Ted Baker is reviewing its wholesale distribution strategy to protect the brand and capitalise on increasing customer demand for smarter styles.
The company said it would rethink its relationship with retailers where the profile was no longer appropriate for the brand
Chief executive and founder Ray Kelvin told Drapers: "We need to manage the brand and protect the profile and if it means we don't sell to certain retailers, that's what will happen. There may be some chains that are more geared up to sell casualwear, rather than smarter product.
"Shoppers are demanding more sophisticated product across the board, which suits us. But we are very happy with the performance of our wholesale business and group performance has been very strong."
Retail sales were up 12.1% for the seven weeks to March 17. Wholesale sales were up 11.2%, but the company said this was against weak comparisons and that it expected conditions to remain difficult for some of its wholesale customers.
Wholesale sales for the year to January 27 fell 3.5%.
Kelvin said that up to 12 more Ted Baker stores could open in Asia and the Middle East.
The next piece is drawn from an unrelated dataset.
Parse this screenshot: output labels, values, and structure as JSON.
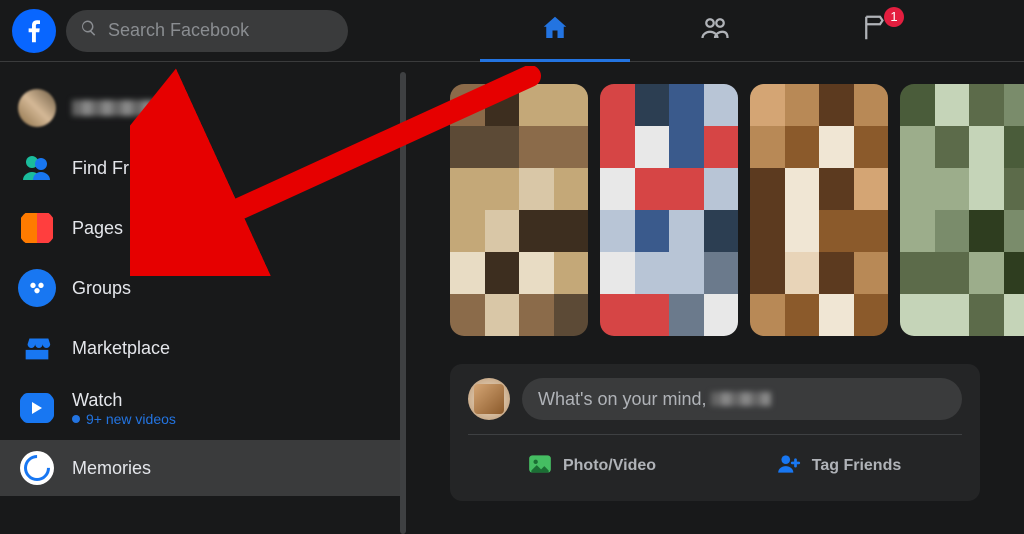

The retailer opened six licensed stores in Dubai, Singapore, Bangkok, Jakarta and Hong Kong in the past financial year. It also has seven stores in the US.
TED BAKER BY NUMBERS
Figures for the year to January 27
Total group sales: up 6.6% to £125.6 million
Profit before tax: up 9.2% to £20m
UK and Europe retail sales: up 9.2% to £80m
Income from licenses: including international partnerships and footwear, lingerie, accessories and perfume up 14.3% to £4m
Store count: 29 stores, 78 concessions and 450 stockists in the UK and RoI (at year-end).